In Pakistan, “poor women’s higher unaccompanied mobility was associated with a loss of prestige and susceptibility to sexual violence. Among richer women, such movement did not constitute a legitimate target for male exploitation, nor did it lead to a loss of status on the part of their families.”1 So we know that Pakistani women face issues of access and mobility within public space specially women belonging to the disadvantaged classes. Being seen or heard in public space can lead to violence for women who cross the threshold that delineates the home as the “private” sphere and the supposedly “safe” space for women. Public space is for men, and to cross that threshold is to break the rules that govern female bodies and for this, they are punished. Rules that create the public/private dichotomy are certainly not specific to Pakistan.

However, do the same socially-constructed rules of the public/private boundaries apply to cyberspace?. It seems, women with better educations, better access to knowledge, and access to technology and the internet have a better chance of taking part in conversations on cyber-space. Therefore, in some ways, the same rules do apply.
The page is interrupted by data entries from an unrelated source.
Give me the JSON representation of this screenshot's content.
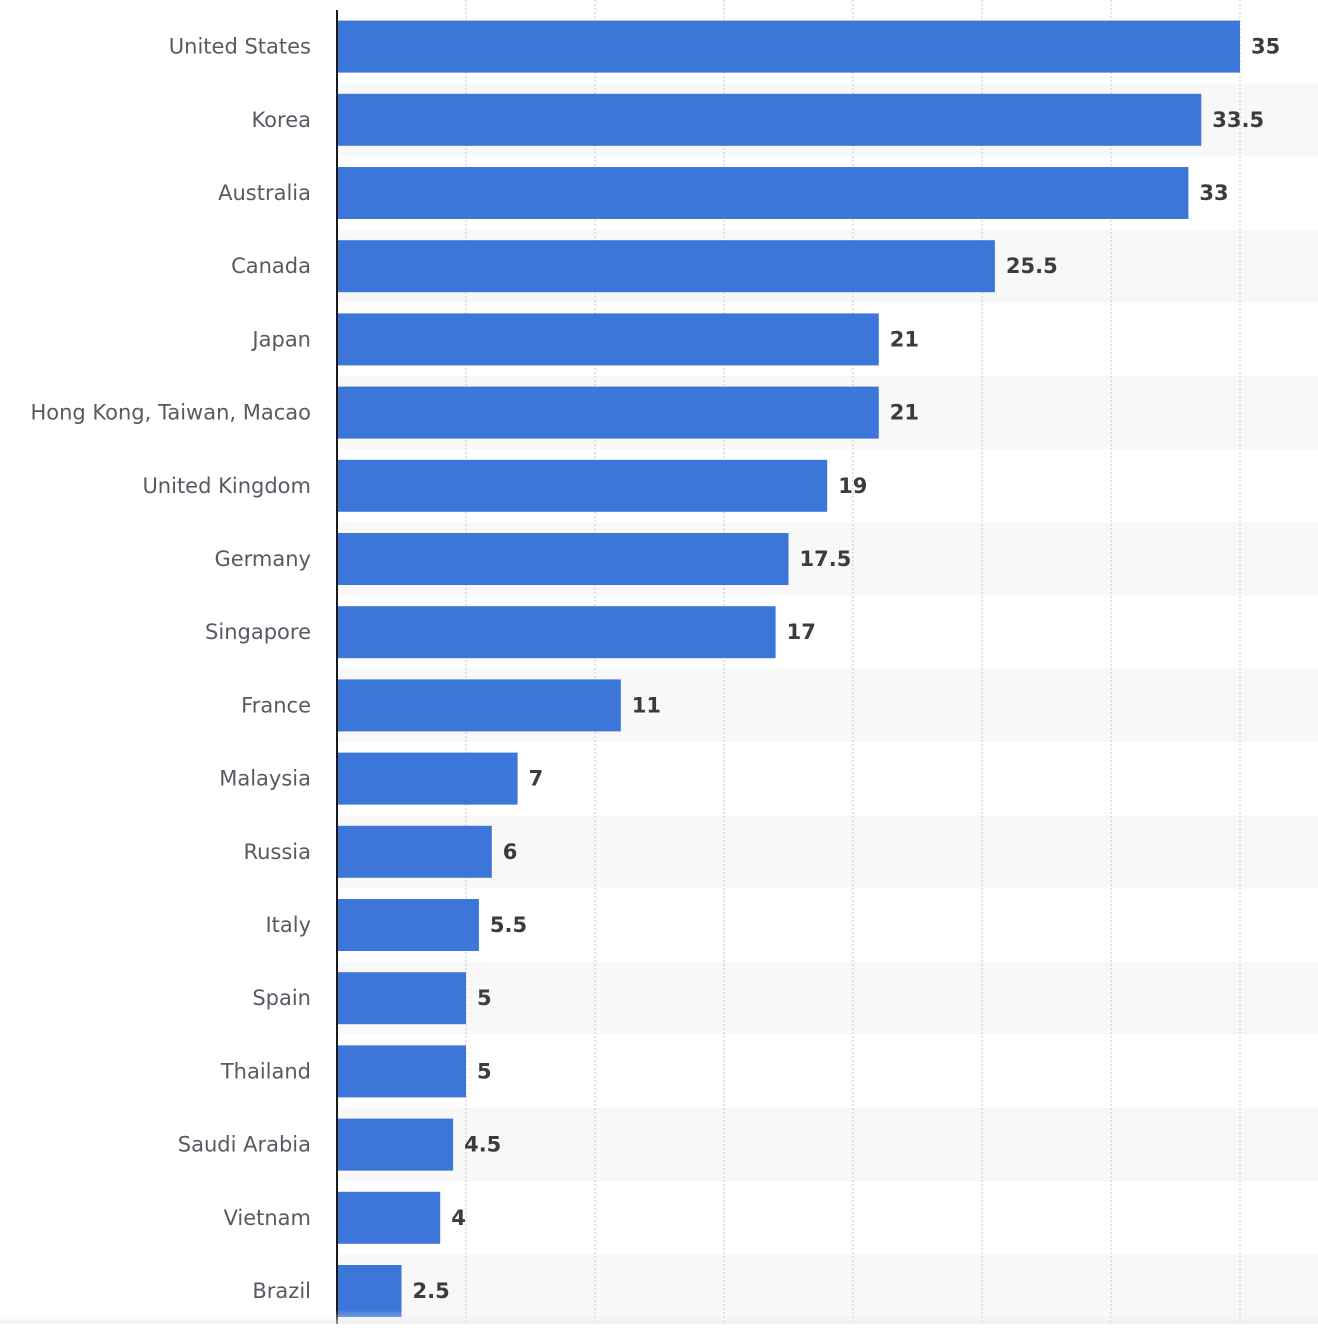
{
  "chart_data": {
    "type": "bar",
    "orientation": "horizontal",
    "categories": [
      "United States",
      "Korea",
      "Australia",
      "Canada",
      "Japan",
      "Hong Kong, Taiwan, Macao",
      "United Kingdom",
      "Germany",
      "Singapore",
      "France",
      "Malaysia",
      "Russia",
      "Italy",
      "Spain",
      "Thailand",
      "Saudi Arabia",
      "Vietnam",
      "Brazil"
    ],
    "values": [
      35,
      33.5,
      33,
      25.5,
      21,
      21,
      19,
      17.5,
      17,
      11,
      7,
      6,
      5.5,
      5,
      5,
      4.5,
      4,
      2.5
    ],
    "value_labels": [
      "35",
      "33.5",
      "33",
      "25.5",
      "21",
      "21",
      "19",
      "17.5",
      "17",
      "11",
      "7",
      "6",
      "5.5",
      "5",
      "5",
      "4.5",
      "4",
      "2.5"
    ],
    "title": "",
    "xlabel": "",
    "ylabel": "",
    "xlim": [
      0,
      35
    ],
    "grid_step": 5,
    "grid": "vertical dotted",
    "bar_color": "#3b76d8",
    "stripe_color": "#f8f8f8"
  }
}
Another barrier to speaking openly and honestly about sex and sexuality in the Pakistani context is religion or the degree of religiosity of your family. You cannot speak about sex and sexuality if you believe that doing so is a sin or can lead to sin. Such beliefs are fed to women at an early age in order to keep them from having agency over their own bodies. “Your body does not belong to you; it belongs to your father, brother, and husband”. Therefore, you need not think of your own needs, desires, health, or anything else that makes you a whole person. In fact, women are taught to deny themselves pleasures in order to achieve piety which we are told comes with rewards in the afterlife. However, there will not be 40 virgins waiting for you women next to streams flowing with milk and honey. The Muslim male subject, however, is conceived as a whole person, with an active sexuality, and deserving of more sex and sexuality in the afterlife.
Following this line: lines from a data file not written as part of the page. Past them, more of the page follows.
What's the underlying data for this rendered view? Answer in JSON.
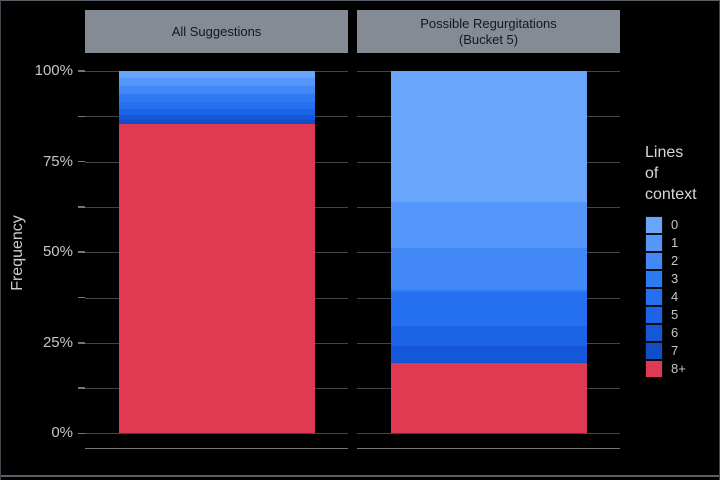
{
  "chart_data": {
    "type": "bar",
    "stacked": true,
    "units": "percent",
    "ylabel": "Frequency",
    "ylim": [
      0,
      100
    ],
    "grid_step": 12.5,
    "yticks": {
      "values": [
        0,
        25,
        50,
        75,
        100
      ],
      "labels": [
        "0%",
        "25%",
        "50%",
        "75%",
        "100%"
      ]
    },
    "categories": [
      "All Suggestions",
      "Possible Regurgitations (Bucket 5)"
    ],
    "facets": [
      {
        "label": "All Suggestions",
        "label_lines": [
          "All Suggestions"
        ]
      },
      {
        "label": "Possible Regurgitations (Bucket 5)",
        "label_lines": [
          "Possible Regurgitations",
          "(Bucket 5)"
        ]
      }
    ],
    "legend": {
      "title": "Lines of context",
      "title_lines": [
        "Lines",
        "of",
        "context"
      ],
      "position": "right"
    },
    "series": [
      {
        "name": "0",
        "color": "#6AA5FC",
        "values": [
          2.0,
          36.2
        ]
      },
      {
        "name": "1",
        "color": "#5596FA",
        "values": [
          2.1,
          12.6
        ]
      },
      {
        "name": "2",
        "color": "#4388F7",
        "values": [
          2.2,
          11.6
        ]
      },
      {
        "name": "3",
        "color": "#2F7AF3",
        "values": [
          2.3,
          0.7
        ]
      },
      {
        "name": "4",
        "color": "#2470F0",
        "values": [
          1.9,
          9.4
        ]
      },
      {
        "name": "5",
        "color": "#1B64E8",
        "values": [
          1.6,
          5.5
        ]
      },
      {
        "name": "6",
        "color": "#1457D8",
        "values": [
          1.4,
          4.4
        ]
      },
      {
        "name": "7",
        "color": "#114DC6",
        "values": [
          1.2,
          0.1
        ]
      },
      {
        "name": "8+",
        "color": "#E03A52",
        "values": [
          85.3,
          19.5
        ]
      }
    ]
  },
  "colors": {
    "background": "#000000",
    "strip_background": "#848B94",
    "strip_text": "#15181C",
    "gridline": "#3F454B",
    "axis_line": "#71777E",
    "tick_label": "#C2C7CC",
    "axis_title": "#C9CED3",
    "legend_title": "#D4D8DC",
    "legend_label": "#C2C7CC"
  }
}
The politics of self-expression is premised on a notion of a subject who is capable of being self-reflexive, inward-looking, self-contained2, and whole subject who belongs to himself, and not to his mother, sister, or wife. Supposedly, the right to legitimately express opinions and ideas belong to only those who have agency, who own themselves and therefore can look within themselves and speak from their whole selves. Alternatively, Muslim women are taught that they do not have “right” to express themselves the same way as men. We are told that we must let our (mostly male) ‘guardians’ to decide on our behalf. For those women who believe that their sense of piety and honour is in jeopardy if they speak out about sex and sexuality, these women will not be part of the discussions here.
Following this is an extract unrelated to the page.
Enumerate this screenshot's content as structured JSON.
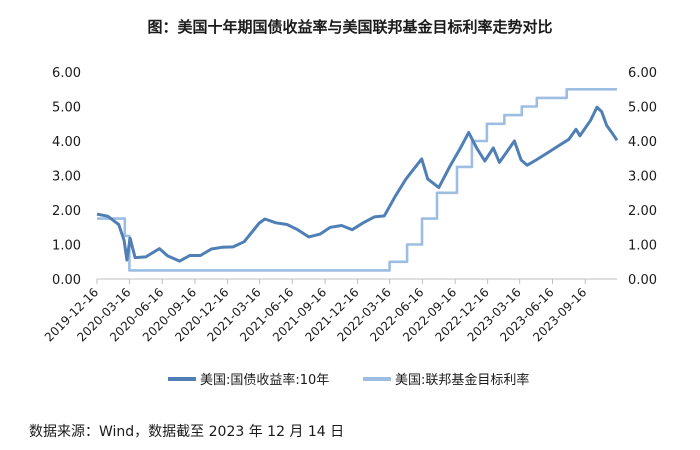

I do not assume that women lack agency; I believe they do have the option to believe that a sense of piety and honour is not at stake if they make claims over their own bodies and choose to speak from their bodies; I believe that honour and piety should depend on the strength of your faith in humanity and social justice; and I believe that they themselves choose to stay silent in spaces where I believe their opinions are much needed and their insights much valued. Is it not said, “speak up or be spoken for”? At the same time, I also know that patriarchy has made it so that speaking up comes with a price, one which many women are unwilling to pay; so they do not speak up in fear of punishment or loss of social capital.

The point is, when “we” as Muslim women come to the table to speak about issues of sex an sexuality, “we” are not on an equal playing field, therefore, some voices have more weight than others, and still others are silent all-together. We also have different, and at times, conflicting concerns. Once we recognize these differences between women, only then can we start to think of ways to alleviate the inequalities, if we believe that we all have the right to express and be heard.

1 Mumtaz Z, and Salway S. “I never go anywhere’: extricating the links between women’s mobility and uptake of reproductive health services in Pakistan”. SOCIAL SCIENCE & MEDICINE 60(8) (April 2005: 1751-1765.

2 Majeed, Javed. “Being Middle-Class in South Asia”. History Workshop Journal. Issue 65, Spring 2008: 247-252.